The server sends a header such as: "Last-Modified: Wed, 18 Feb 2009 00:00:00 GMT". The cache behaves based on either this header or the access time.

Say if the content is expected to be refreshed every day, then you want it to expire "modification plus 24 hours".

If you don't know when the content will be refreshed, then it's better to base it on the access time.

Rase answered 18/2, 2009 at 21:29 Comment(1)
Hi Andrew, Thanks for ur answer. When and How often does the server send Last Modified header? or does it happen during a browser sessionAsparagus
A
0

My understanding is that modification asks the browser to base the cache time based on the Last-Modificatied HTTP header's value. So, modification plus 2 hours would be the Last-Modificatied time + 2 hours.
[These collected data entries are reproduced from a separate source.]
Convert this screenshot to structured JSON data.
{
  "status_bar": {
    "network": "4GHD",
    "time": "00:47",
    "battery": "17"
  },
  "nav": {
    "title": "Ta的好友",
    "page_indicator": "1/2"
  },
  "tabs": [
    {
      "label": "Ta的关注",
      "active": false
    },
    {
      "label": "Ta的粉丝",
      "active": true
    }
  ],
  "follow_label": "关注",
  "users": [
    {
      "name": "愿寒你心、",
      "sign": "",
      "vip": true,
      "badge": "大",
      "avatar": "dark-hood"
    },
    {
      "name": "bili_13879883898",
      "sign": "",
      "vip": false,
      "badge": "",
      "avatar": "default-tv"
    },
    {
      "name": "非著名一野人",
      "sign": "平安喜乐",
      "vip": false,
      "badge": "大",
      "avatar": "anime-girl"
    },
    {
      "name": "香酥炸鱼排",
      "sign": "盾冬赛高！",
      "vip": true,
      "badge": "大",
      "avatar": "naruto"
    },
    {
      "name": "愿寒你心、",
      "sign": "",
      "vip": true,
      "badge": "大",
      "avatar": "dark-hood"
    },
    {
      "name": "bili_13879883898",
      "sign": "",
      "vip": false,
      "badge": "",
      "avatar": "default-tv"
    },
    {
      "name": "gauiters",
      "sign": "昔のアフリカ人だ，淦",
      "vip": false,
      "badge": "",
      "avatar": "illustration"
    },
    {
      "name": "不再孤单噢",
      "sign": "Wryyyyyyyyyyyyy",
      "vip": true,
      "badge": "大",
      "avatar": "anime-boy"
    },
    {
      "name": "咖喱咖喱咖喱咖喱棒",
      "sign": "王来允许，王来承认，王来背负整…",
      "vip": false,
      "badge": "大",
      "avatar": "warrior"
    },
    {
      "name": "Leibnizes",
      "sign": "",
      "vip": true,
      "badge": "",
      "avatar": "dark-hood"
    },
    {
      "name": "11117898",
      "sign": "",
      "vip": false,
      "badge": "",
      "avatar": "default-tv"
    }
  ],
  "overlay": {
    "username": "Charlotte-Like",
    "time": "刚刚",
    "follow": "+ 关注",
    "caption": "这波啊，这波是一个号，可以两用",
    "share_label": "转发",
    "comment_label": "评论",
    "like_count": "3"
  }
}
Actin answered 18/2, 2009 at 21:0 Comment(0)
C
0

First of all, thanks to David Z for the detailed explanation above. In answer to bushman's question about why does it make sense to invoke caching if the server is still required to make a request, the answer is that the time is saved in what is returned by the server. If the cache directives indicate that a file's content is still fresh, instead of returning content, a 304 code is returned with an empty response body. That is where the time is saved.

A better explanation than I've given is here, from https://devcenter.heroku.com/articles/increasing-application-performance-with-http-cache-headers :

Though conditional requests do invoke a call across the network, unmodified resources result in an empty response body – saving the cost of transferring the resource back to the end client. The backend service is also often able to very quickly determine a resource’s last modified date without accessing the resource which itself saves non-trivial processing time.

Time-based

A time-based conditional request ensures that only if the requested resource has changed since the browser’s copy was cached will the contents be transferred. If the cached copy is the most up-to-date then the server returns the 304 response code.

To enable conditional requests the application specifies the last modified time of a resource via the Last-Modified response header.

Cache-Control:public, max-age=31536000 Last-Modified: Mon, 03 Jan 2011 17:45:57 GMT

The next time the browser requests this resource it will only ask for the contents of the resource if they’re unchanged since this date using the If-Modified-Since request header

If-Modified-Since: Mon, 03 Jan 2011 17:45:57 GMT

If the resource hasn’t changed since Mon, 03 Jan 2011 17:45:57 GMT the server will return with an empty body with the 304 response code.